A mutual friend had suggested to her that she talk to me, since I was in this same position nearly five years ago, and had made some very conscious choices with regard to being a woman and a mother in the professional world.
So, 聰明的女人 and I got on the phone, and she told me she was looking for something that would pay well, allow her to be with her children when they needed her, and that would be intellectually stimulating, and…Why doesn’t this exist? Why is it so hard for women?
And I remembered thinking, Oh. This is sad.
Because there were two things going on in that conversation.
One, that the struggles over pay equality, expectations of women’s behavior, and burdens of women as primary caretakers are problems that so many women don’t even know about. It’s easy to forget, in the self-selected community in which I exist, that a significant portion of the female population might have a suspicion that something isn’t quite right, but they’re not aware of what that something is, and the relatively small knowledge about where we stand as women is still more than what others possess. And that was the situation I found myself in with 聰明的女人. She was only beginning to realize. Before this shift in her life, she belonged in the teeny weeny tiny segment of the population that might possibly maybe benefit from Sheryl Sandberg’s advice in Lean In (If you have not read this book, there are parts that are interesting and worth a read, but also parts that made me laugh out loud at how literally impossible the suggestions in there are for most women to act upon.)
Anyway. The point is that, in so many ways, these kinds of realizations are moments of crisis that are unique to a woman and a woman’s experience, and they’re not her fault. No matter how much onus books like Lean In try to place on the woman, herself, to change the entire system that is in motion around her, it’s not her fault. But it’s easy for it to feel that way when one doesn’t know the subtle-but-heavily-ingrained expectations that we, as women, fight against every day.
The second thing going on in that conversation was that, despite the evidence in front of her, 聰明的女人 really had expected that reaching for new opportunities was all she would need to succeed. She listed off a bunch of folks she knew who were in powerful positions, who might be able to help her find exactly the kind of job she wanted. These connections could all lead to opportunities, and she was initiating their creation.
Except all of the people she listed were men.
And when we hung up, it was clear that she still had at least a little of that expectation. She’d been really fortunate in the past with that same approach. And, to be fair, maybe it will work for her. She’s brilliant, well-educated, experienced, and tough. I admire who she is and I am grateful that a woman like her had that moment of realization, that This is more than just a feeling that something is off. It’s an ongoing struggle with a mass of knowledge behind it that is waiting to be discovered. Sitting at the table is great—when there is a table. Finding a true partner is fantastic—when you have an adequate pool of partners from which to choose. Leaning in is only possible when there’s something there to lean against, in the first place. Otherwise, you just end up falling on your face.
I hope that doesn’t happen to 聰明的女人. I hope she ends up getting everything she wants.

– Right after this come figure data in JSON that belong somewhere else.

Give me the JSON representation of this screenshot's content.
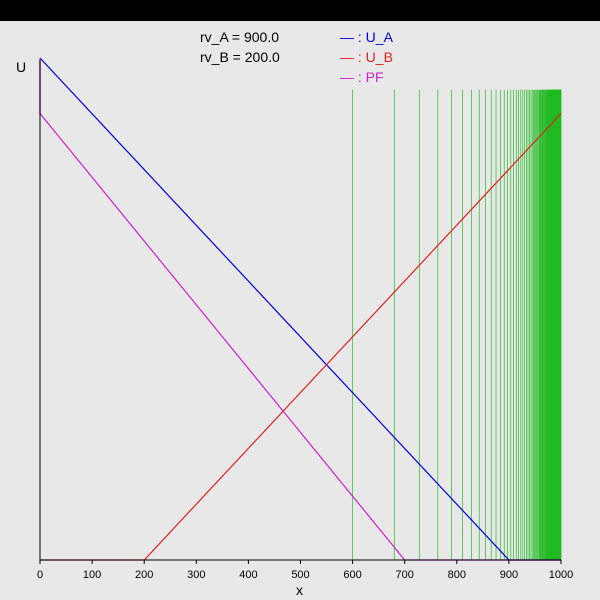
{
  "chart_data": {
    "type": "line",
    "params": [
      {
        "name": "rv_A",
        "text": "rv_A = 900.0"
      },
      {
        "name": "rv_B",
        "text": "rv_B = 200.0"
      }
    ],
    "xlabel": "x",
    "ylabel": "U",
    "xlim": [
      0,
      1000
    ],
    "ylim": [
      0,
      950
    ],
    "x_ticks": [
      0,
      100,
      200,
      300,
      400,
      500,
      600,
      700,
      800,
      900,
      1000
    ],
    "legend_position": "top-center",
    "series": [
      {
        "name": "U_A",
        "legend": "— : U_A",
        "color": "#0000dd",
        "points": [
          [
            0,
            950
          ],
          [
            900,
            0
          ],
          [
            1000,
            0
          ]
        ]
      },
      {
        "name": "U_B",
        "legend": "— : U_B",
        "color": "#dd2222",
        "points": [
          [
            0,
            0
          ],
          [
            200,
            0
          ],
          [
            1000,
            845
          ]
        ]
      },
      {
        "name": "PF",
        "legend": "— : PF",
        "color": "#cc22cc",
        "points": [
          [
            0,
            845
          ],
          [
            700,
            0
          ],
          [
            1000,
            0
          ]
        ]
      }
    ],
    "vline_color": "#22bb22",
    "vlines_top": 890,
    "vlines": [
      600.0,
      680.0,
      728.0,
      763.6,
      790.1,
      811.2,
      828.5,
      843.0,
      855.3,
      866.0,
      875.3,
      883.6,
      891.0,
      897.6,
      903.6,
      909.1,
      914.1,
      918.6,
      922.8,
      926.7,
      930.3,
      933.6,
      936.7,
      939.6,
      942.3,
      944.8,
      947.1,
      949.3,
      951.4,
      953.3,
      955.1,
      956.8,
      958.4,
      959.9,
      961.3,
      962.7,
      964.0,
      965.2,
      966.3,
      967.4,
      968.4,
      969.4,
      970.3,
      971.2,
      972.0,
      972.8,
      973.6,
      974.3,
      975.0,
      975.7,
      976.3,
      976.9,
      977.5,
      978.0,
      978.6,
      979.1,
      979.6,
      980.1,
      980.5,
      981.0,
      981.4,
      981.8,
      982.2,
      982.6,
      983.0,
      983.3,
      983.7,
      984.0,
      984.3,
      984.6,
      984.9,
      985.2,
      985.5,
      985.8,
      986.0,
      986.3,
      986.5,
      986.8,
      987.0,
      987.2,
      987.5,
      987.7,
      987.9,
      988.1,
      988.3,
      988.5,
      988.7,
      988.8,
      989.0,
      989.2,
      989.4,
      989.5,
      989.7,
      989.8,
      990.0,
      990.1,
      990.3,
      990.4,
      990.5,
      990.7,
      990.8,
      990.9,
      991.0,
      991.2,
      991.3,
      991.4,
      991.5,
      991.6,
      991.7,
      991.8,
      991.9,
      992.0,
      992.1,
      992.2,
      992.3,
      992.4,
      992.5,
      992.6,
      992.7,
      992.8,
      992.9,
      993.0,
      993.1,
      993.2,
      993.3,
      993.4,
      993.5,
      993.6,
      993.7,
      993.8,
      993.9,
      994.0,
      994.2,
      994.4,
      994.6,
      994.8,
      995.0,
      995.2,
      995.4,
      995.6,
      995.8,
      996.0,
      996.2,
      996.4,
      996.6,
      996.8,
      997.0,
      997.2,
      997.4,
      997.6,
      997.8,
      998.0,
      998.2,
      998.4,
      998.6,
      998.8,
      999.0,
      999.2,
      999.4,
      999.6,
      999.8,
      1000.0
    ]
  }
}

But I also hope that this shift in her life changes the way she looks at all of the opportunities she has, at how hard she had to work for them precisely because of her sex, and how the discrimination is rampant at every level of professional and social interaction. If it can affect someone like Jill Abramson, that says a lot.

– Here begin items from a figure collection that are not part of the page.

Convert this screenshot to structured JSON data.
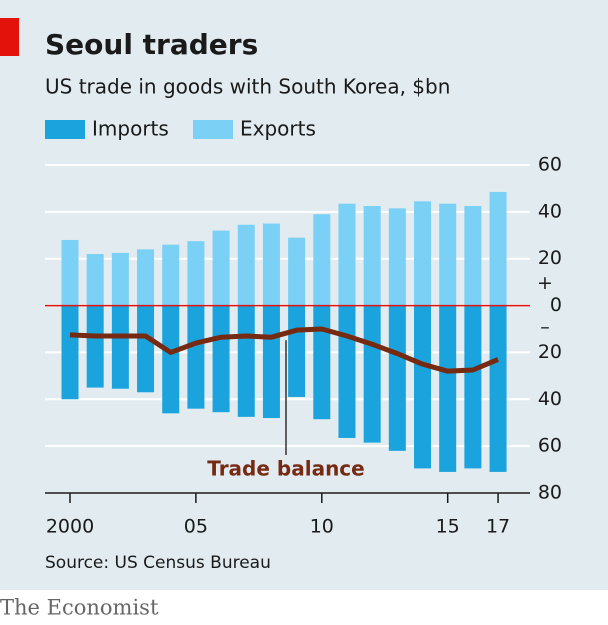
{
  "chart_data": {
    "type": "bar",
    "title": "Seoul traders",
    "subtitle": "US trade in goods with South Korea, $bn",
    "categories": [
      "2000",
      null,
      null,
      null,
      null,
      "05",
      null,
      null,
      null,
      null,
      "10",
      null,
      null,
      null,
      null,
      "15",
      null,
      "17"
    ],
    "series": [
      {
        "name": "Imports",
        "type": "bar",
        "color": "#1aa3dc",
        "values": [
          -40,
          -35,
          -35.5,
          -37,
          -46,
          -44,
          -45.5,
          -47.5,
          -48,
          -39,
          -48.5,
          -56.5,
          -58.5,
          -62,
          -69.5,
          -71,
          -69.5,
          -71
        ]
      },
      {
        "name": "Exports",
        "type": "bar",
        "color": "#7bd0f5",
        "values": [
          28,
          22,
          22.5,
          24,
          26,
          27.5,
          32,
          34.5,
          35,
          29,
          39,
          43.5,
          42.5,
          41.5,
          44.5,
          43.5,
          42.5,
          48.5
        ]
      },
      {
        "name": "Trade balance",
        "type": "line",
        "color": "#772a12",
        "values": [
          -12.5,
          -13,
          -13,
          -13,
          -20,
          -16,
          -13.5,
          -13,
          -13.5,
          -10.5,
          -10,
          -13,
          -16.5,
          -20.5,
          -25,
          -28,
          -27.5,
          -23
        ]
      }
    ],
    "ylim": [
      -80,
      60
    ],
    "yticks": [
      {
        "value": -80,
        "label": "80"
      },
      {
        "value": -60,
        "label": "60"
      },
      {
        "value": -40,
        "label": "40"
      },
      {
        "value": -20,
        "label": "20"
      },
      0,
      20,
      40,
      60
    ],
    "y_sign_labels": {
      "positive": "+",
      "negative": "–"
    },
    "grid": true,
    "zero_line_color": "#e3120b",
    "source": "Source: US Census Bureau",
    "brand": "The Economist"
  }
}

I’m not trying to be all, This sucks so let’s just give up. Not at all. This post is more of my own personal catharsis, to be honest. To have felt sad to see a smart woman feel stupid. To process the regret that comes with seeing a female go through something that women have been experiencing for centuries. It’s hard, and it’s never not jarring. It’s one of the reasons why I love the romance community so much. We are predominantly women. We are mostly extremely supportive of one another. When we lean in, it’s because, for the most part, we know that we are leaning on a caring shoulder. We know that we are leaning into a strong hug. Leaning is not about a fight. Should not be about a fight. And I’ll continue to rely on that perspective to get through the moments of crisis.